Als Grundlage für den Gottesdienst hatte Stammapostel Schneider das Bibelwort aus 1. Petrus 3,9 ausgewählt: „Vergeltet nicht Böses mit Bösem oder Scheltwort mit Scheltwort, sondern segnet vielmehr, weil ihr dazu berufen seid, auf dass ihr Segen erbt.“
„Segen ist alles, was unsere Gemeinschaft mit Gott stärkt“, erklärte der Stammapostel. Wenn Gott segne, bedeute das also primär, dass er dem Menschen alles schenkt, was dieser braucht, um seine eigene Beziehung zu ihm zu fördern. „Denn der allergrößte Segen ist die ewige Gemeinschaft mit Gott.“
Nun ermuntere Gott die Menschen aber auch, ein Segen für andere zu sein, also einerseits anderen dabei zu helfen, den Weg zu Gott zu finden, und andererseits Hindernisse auf diesem Weg zu überwinden.
Hindernisse auf dem Weg zu Gott
Im weiteren Verlauf der Predigt nannte der Stammapostel Beispiele für Hindernisse, die Menschen davon abhalten, Gemeinschaft mit Gott zu haben. Dazu zählten persönliche Erfahrungen mit Leid, Lieblosigkeit und Ungerechtigkeit. „Einer trifft eine schlechte Entscheidung und Tausende müssen darunter leiden.“ Ob ganz oben oder ganz unten in der Gesellschaft – das sündhafte Verhalten der Menschen hätte Konsequenzen. Es führe zu Zweifel und Unglauben.

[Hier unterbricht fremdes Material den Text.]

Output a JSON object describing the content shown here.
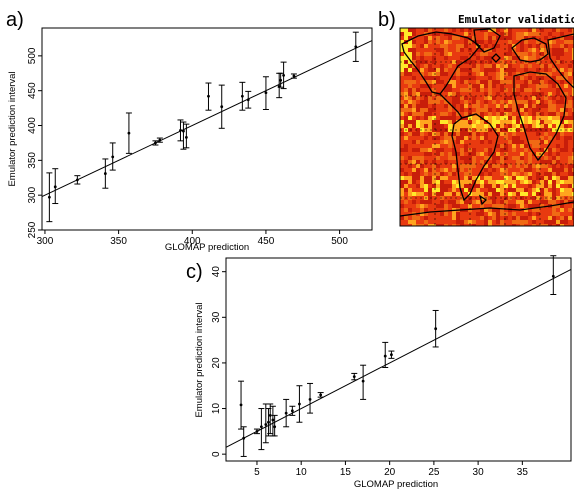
{
  "panel_labels": [
    "a)",
    "b)",
    "c)"
  ],
  "map_panel": {
    "title": "Emulator validationCC",
    "colors": {
      "background": "#e83a10",
      "dark": "#c81e0a",
      "mid": "#f06a14",
      "light": "#ffa41e",
      "bright": "#ffe92a",
      "coast": "#000000"
    }
  },
  "chart_data": [
    {
      "type": "scatter",
      "panel": "a)",
      "xlabel": "GLOMAP prediction",
      "ylabel": "Emulator prediction interval",
      "xlim": [
        298,
        522
      ],
      "ylim": [
        250,
        540
      ],
      "xticks": [
        300,
        350,
        400,
        450,
        500
      ],
      "yticks": [
        250,
        300,
        350,
        400,
        450,
        500
      ],
      "grid": false,
      "reference_line": [
        [
          298,
          298
        ],
        [
          522,
          522
        ]
      ],
      "points": [
        {
          "x": 303,
          "y": 297,
          "lo": 262,
          "hi": 332
        },
        {
          "x": 307,
          "y": 312,
          "lo": 288,
          "hi": 338
        },
        {
          "x": 322,
          "y": 322,
          "lo": 316,
          "hi": 328
        },
        {
          "x": 341,
          "y": 331,
          "lo": 310,
          "hi": 352
        },
        {
          "x": 346,
          "y": 355,
          "lo": 336,
          "hi": 375
        },
        {
          "x": 357,
          "y": 389,
          "lo": 360,
          "hi": 418
        },
        {
          "x": 375,
          "y": 375,
          "lo": 372,
          "hi": 378
        },
        {
          "x": 378,
          "y": 379,
          "lo": 376,
          "hi": 382
        },
        {
          "x": 392,
          "y": 393,
          "lo": 378,
          "hi": 408
        },
        {
          "x": 394,
          "y": 392,
          "lo": 366,
          "hi": 405
        },
        {
          "x": 396,
          "y": 383,
          "lo": 368,
          "hi": 402
        },
        {
          "x": 411,
          "y": 442,
          "lo": 422,
          "hi": 461
        },
        {
          "x": 420,
          "y": 427,
          "lo": 396,
          "hi": 458
        },
        {
          "x": 434,
          "y": 442,
          "lo": 422,
          "hi": 462
        },
        {
          "x": 438,
          "y": 437,
          "lo": 425,
          "hi": 449
        },
        {
          "x": 450,
          "y": 447,
          "lo": 423,
          "hi": 470
        },
        {
          "x": 459,
          "y": 456,
          "lo": 440,
          "hi": 475
        },
        {
          "x": 460,
          "y": 465,
          "lo": 455,
          "hi": 475
        },
        {
          "x": 462,
          "y": 472,
          "lo": 453,
          "hi": 491
        },
        {
          "x": 469,
          "y": 471,
          "lo": 468,
          "hi": 474
        },
        {
          "x": 511,
          "y": 513,
          "lo": 492,
          "hi": 534
        }
      ]
    },
    {
      "type": "scatter",
      "panel": "c)",
      "xlabel": "GLOMAP prediction",
      "ylabel": "Emulator prediction interval",
      "xlim": [
        1.5,
        40.5
      ],
      "ylim": [
        -1.5,
        43
      ],
      "xticks": [
        5,
        10,
        15,
        20,
        25,
        30,
        35
      ],
      "yticks": [
        0,
        10,
        20,
        30,
        40
      ],
      "grid": false,
      "reference_line": [
        [
          1.5,
          1.5
        ],
        [
          40.5,
          40.5
        ]
      ],
      "points": [
        {
          "x": 3.2,
          "y": 10.8,
          "lo": 5.5,
          "hi": 16.0
        },
        {
          "x": 3.5,
          "y": 3.5,
          "lo": -0.5,
          "hi": 6.0
        },
        {
          "x": 5.0,
          "y": 5.0,
          "lo": 4.5,
          "hi": 5.5
        },
        {
          "x": 5.5,
          "y": 6.0,
          "lo": 1.0,
          "hi": 10.0
        },
        {
          "x": 6.0,
          "y": 6.5,
          "lo": 2.5,
          "hi": 11.0
        },
        {
          "x": 6.3,
          "y": 7.0,
          "lo": 4.0,
          "hi": 10.0
        },
        {
          "x": 6.5,
          "y": 8.5,
          "lo": 4.5,
          "hi": 11.0
        },
        {
          "x": 6.8,
          "y": 7.5,
          "lo": 4.0,
          "hi": 10.5
        },
        {
          "x": 7.0,
          "y": 6.0,
          "lo": 4.0,
          "hi": 8.5
        },
        {
          "x": 8.3,
          "y": 9.0,
          "lo": 6.0,
          "hi": 12.0
        },
        {
          "x": 9.0,
          "y": 9.5,
          "lo": 8.5,
          "hi": 10.5
        },
        {
          "x": 9.8,
          "y": 11.0,
          "lo": 7.0,
          "hi": 15.0
        },
        {
          "x": 11.0,
          "y": 12.0,
          "lo": 9.0,
          "hi": 15.5
        },
        {
          "x": 12.2,
          "y": 13.0,
          "lo": 12.5,
          "hi": 13.5
        },
        {
          "x": 16.0,
          "y": 17.0,
          "lo": 16.3,
          "hi": 17.7
        },
        {
          "x": 17.0,
          "y": 16.0,
          "lo": 12.0,
          "hi": 19.5
        },
        {
          "x": 19.5,
          "y": 21.5,
          "lo": 19.0,
          "hi": 24.5
        },
        {
          "x": 20.2,
          "y": 21.8,
          "lo": 21.0,
          "hi": 22.6
        },
        {
          "x": 25.2,
          "y": 27.5,
          "lo": 23.5,
          "hi": 31.5
        },
        {
          "x": 38.5,
          "y": 39.0,
          "lo": 35.0,
          "hi": 43.5
        }
      ]
    }
  ]
}
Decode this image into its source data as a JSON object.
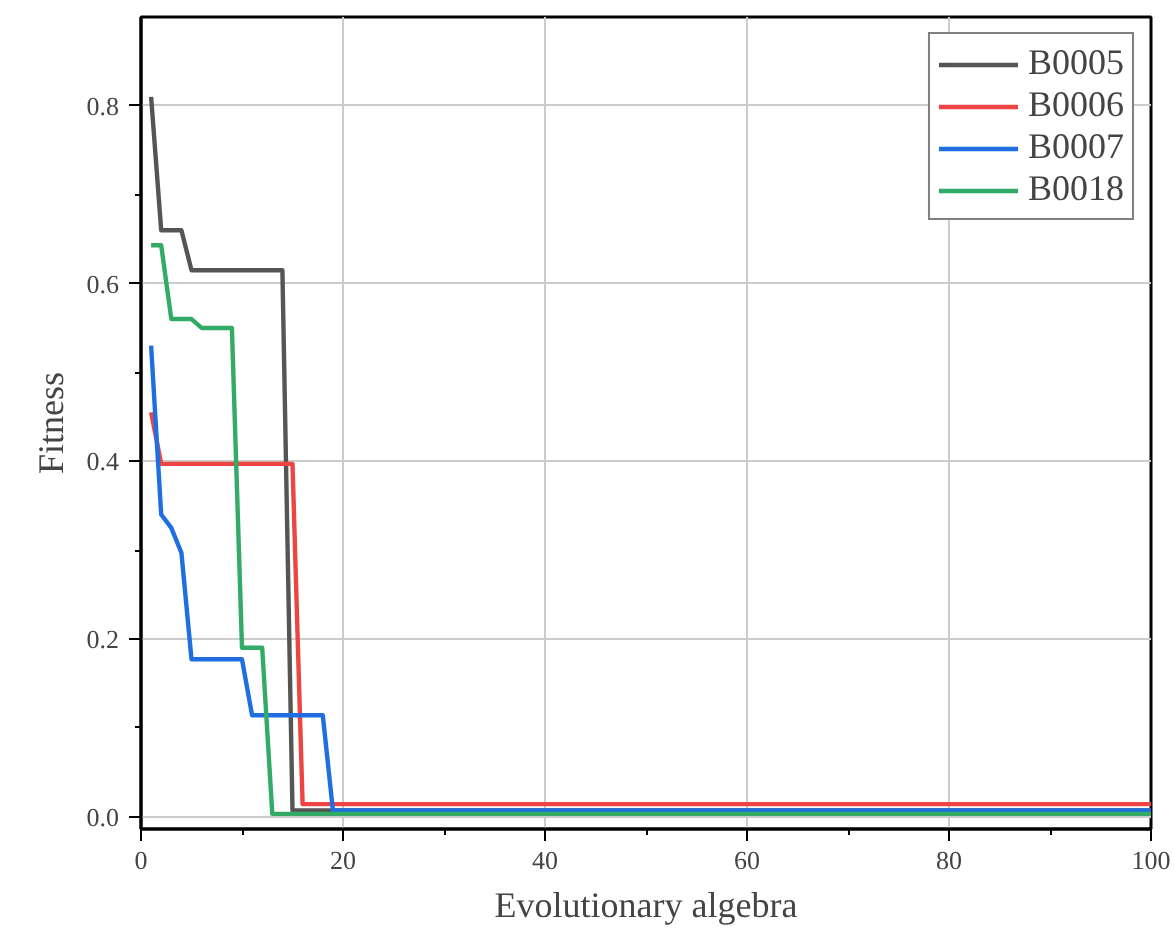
{
  "chart_data": {
    "type": "line",
    "xlabel": "Evolutionary algebra",
    "ylabel": "Fitness",
    "xlim": [
      0,
      100
    ],
    "ylim": [
      -0.014,
      0.9
    ],
    "xticks": [
      0,
      20,
      40,
      60,
      80,
      100
    ],
    "yticks": [
      {
        "value": 0,
        "label": "0.0"
      },
      0.2,
      0.4,
      0.6,
      0.8
    ],
    "grid": true,
    "legend": "top right",
    "line_style": "solid",
    "series": [
      {
        "name": "B0005",
        "color": "#555555",
        "x": [
          1,
          2,
          3,
          4,
          5,
          14,
          15,
          100
        ],
        "values": [
          0.81,
          0.66,
          0.66,
          0.66,
          0.615,
          0.615,
          0.007,
          0.007
        ]
      },
      {
        "name": "B0006",
        "color": "#ee4444",
        "x": [
          1,
          2,
          15,
          16,
          100
        ],
        "values": [
          0.455,
          0.397,
          0.397,
          0.014,
          0.014
        ]
      },
      {
        "name": "B0007",
        "color": "#1f6fe0",
        "x": [
          1,
          2,
          3,
          4,
          5,
          10,
          11,
          18,
          19,
          100
        ],
        "values": [
          0.53,
          0.34,
          0.325,
          0.297,
          0.177,
          0.177,
          0.114,
          0.114,
          0.007,
          0.007
        ]
      },
      {
        "name": "B0018",
        "color": "#33aa66",
        "x": [
          1,
          2,
          3,
          5,
          6,
          9,
          10,
          12,
          13,
          100
        ],
        "values": [
          0.643,
          0.643,
          0.56,
          0.56,
          0.55,
          0.55,
          0.19,
          0.19,
          0.003,
          0.003
        ]
      }
    ]
  }
}
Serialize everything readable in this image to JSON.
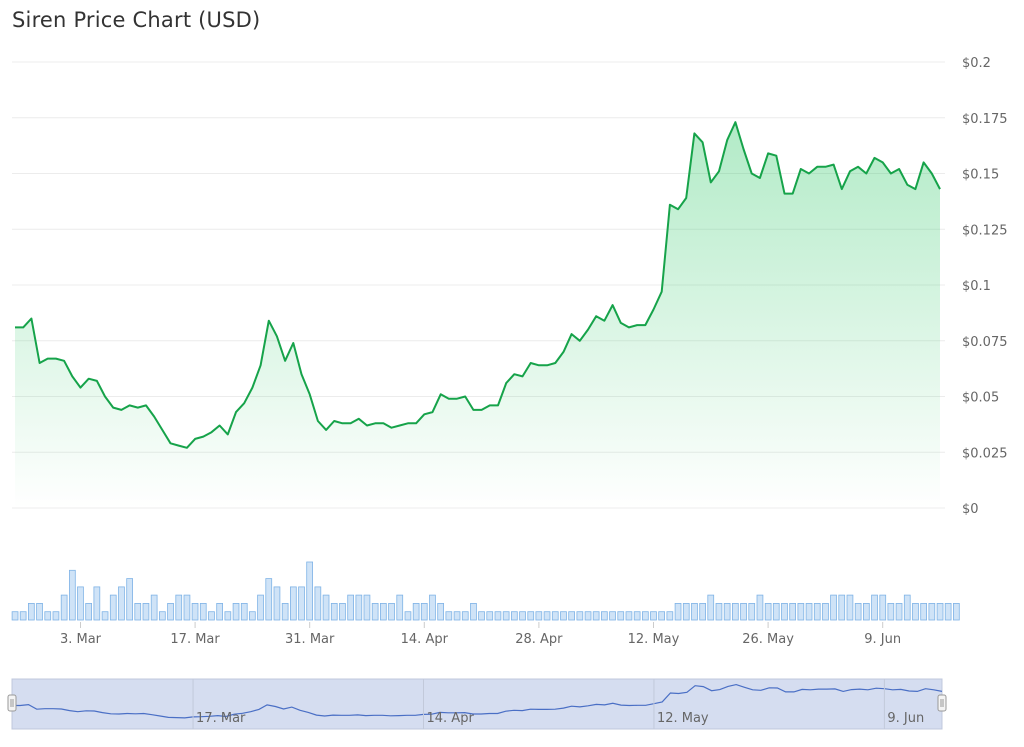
{
  "chart_data": {
    "type": "line",
    "title": "Siren Price Chart (USD)",
    "currency": "USD",
    "ylim": [
      0,
      0.2
    ],
    "y_ticks": [
      0,
      0.025,
      0.05,
      0.075,
      0.1,
      0.125,
      0.15,
      0.175,
      0.2
    ],
    "y_tick_labels": [
      "$0",
      "$0.025",
      "$0.05",
      "$0.075",
      "$0.1",
      "$0.125",
      "$0.15",
      "$0.175",
      "$0.2"
    ],
    "x_tick_labels": [
      "3. Mar",
      "17. Mar",
      "31. Mar",
      "14. Apr",
      "28. Apr",
      "12. May",
      "26. May",
      "9. Jun"
    ],
    "navigator_labels": [
      "17. Mar",
      "14. Apr",
      "12. May",
      "9. Jun"
    ],
    "series": [
      {
        "name": "Price",
        "color": "#16a34a",
        "values": [
          0.081,
          0.081,
          0.085,
          0.065,
          0.067,
          0.067,
          0.066,
          0.059,
          0.054,
          0.058,
          0.057,
          0.05,
          0.045,
          0.044,
          0.046,
          0.045,
          0.046,
          0.041,
          0.035,
          0.029,
          0.028,
          0.027,
          0.031,
          0.032,
          0.034,
          0.037,
          0.033,
          0.043,
          0.047,
          0.054,
          0.064,
          0.084,
          0.077,
          0.066,
          0.074,
          0.06,
          0.051,
          0.039,
          0.035,
          0.039,
          0.038,
          0.038,
          0.04,
          0.037,
          0.038,
          0.038,
          0.036,
          0.037,
          0.038,
          0.038,
          0.042,
          0.043,
          0.051,
          0.049,
          0.049,
          0.05,
          0.044,
          0.044,
          0.046,
          0.046,
          0.056,
          0.06,
          0.059,
          0.065,
          0.064,
          0.064,
          0.065,
          0.07,
          0.078,
          0.075,
          0.08,
          0.086,
          0.084,
          0.091,
          0.083,
          0.081,
          0.082,
          0.082,
          0.089,
          0.097,
          0.136,
          0.134,
          0.139,
          0.168,
          0.164,
          0.146,
          0.151,
          0.165,
          0.173,
          0.161,
          0.15,
          0.148,
          0.159,
          0.158,
          0.141,
          0.141,
          0.152,
          0.15,
          0.153,
          0.153,
          0.154,
          0.143,
          0.151,
          0.153,
          0.15,
          0.157,
          0.155,
          0.15,
          0.152,
          0.145,
          0.143,
          0.155,
          0.15,
          0.143
        ]
      },
      {
        "name": "Volume",
        "color": "#9ec9f0",
        "values": [
          1,
          1,
          2,
          2,
          1,
          1,
          3,
          6,
          4,
          2,
          4,
          1,
          3,
          4,
          5,
          2,
          2,
          3,
          1,
          2,
          3,
          3,
          2,
          2,
          1,
          2,
          1,
          2,
          2,
          1,
          3,
          5,
          4,
          2,
          4,
          4,
          7,
          4,
          3,
          2,
          2,
          3,
          3,
          3,
          2,
          2,
          2,
          3,
          1,
          2,
          2,
          3,
          2,
          1,
          1,
          1,
          2,
          1,
          1,
          1,
          1,
          1,
          1,
          1,
          1,
          1,
          1,
          1,
          1,
          1,
          1,
          1,
          1,
          1,
          1,
          1,
          1,
          1,
          1,
          1,
          1,
          2,
          2,
          2,
          2,
          3,
          2,
          2,
          2,
          2,
          2,
          3,
          2,
          2,
          2,
          2,
          2,
          2,
          2,
          2,
          3,
          3,
          3,
          2,
          2,
          3,
          3,
          2,
          2,
          3,
          2,
          2,
          2,
          2,
          2,
          2
        ]
      }
    ],
    "legend": "none",
    "grid": "horizontal"
  }
}
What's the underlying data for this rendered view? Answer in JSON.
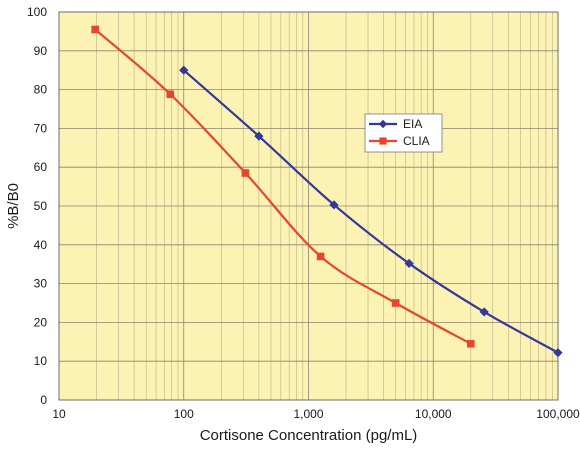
{
  "chart_data": {
    "type": "line",
    "xlabel": "Cortisone Concentration (pg/mL)",
    "ylabel": "%B/B0",
    "x_scale": "log",
    "xlim": [
      10,
      100000
    ],
    "ylim": [
      0,
      100
    ],
    "x_ticks": [
      10,
      100,
      1000,
      10000,
      100000
    ],
    "x_tick_labels": [
      "10",
      "100",
      "1,000",
      "10,000",
      "100,000"
    ],
    "y_ticks": [
      0,
      10,
      20,
      30,
      40,
      50,
      60,
      70,
      80,
      90,
      100
    ],
    "y_tick_labels": [
      "0",
      "10",
      "20",
      "30",
      "40",
      "50",
      "60",
      "70",
      "80",
      "90",
      "100"
    ],
    "grid": true,
    "plot_background": "#fcf2b4",
    "legend_position": "right-middle",
    "series": [
      {
        "name": "EIA",
        "color": "#33389a",
        "marker": "diamond",
        "x": [
          100,
          400,
          1600,
          6400,
          25600,
          100000
        ],
        "y": [
          85,
          68,
          50.3,
          35.2,
          22.7,
          12.2
        ]
      },
      {
        "name": "CLIA",
        "color": "#e8452c",
        "marker": "square",
        "x": [
          19.5,
          78,
          312,
          1250,
          5000,
          20000
        ],
        "y": [
          95.5,
          78.8,
          58.5,
          37,
          25,
          14.5
        ]
      }
    ]
  }
}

Als zweiten Punkt für die Abwendung von Gott führte Stammapostel Schneider den Materialismus an. Viele Menschen bräuchten Gott im Alltag nicht, sie seien erfolgreich und es gehe ihnen gut. Erst wenn es am Ende brenzlig würde, erinnerten sie sich an ihren Gott.
Auch die Vergeltung von Bösem mit Bösem verstärke die Trennung von Gott, ebenso eine falsche Gotteserwartung. So erwarteten viele Menschen heute, dass Gott als strafender Richter Ordnung schaffe. „Sie sind ganz weit entfernt von Gott, weil er überhaupt nicht so ist“, stellte der Stammapostel klar.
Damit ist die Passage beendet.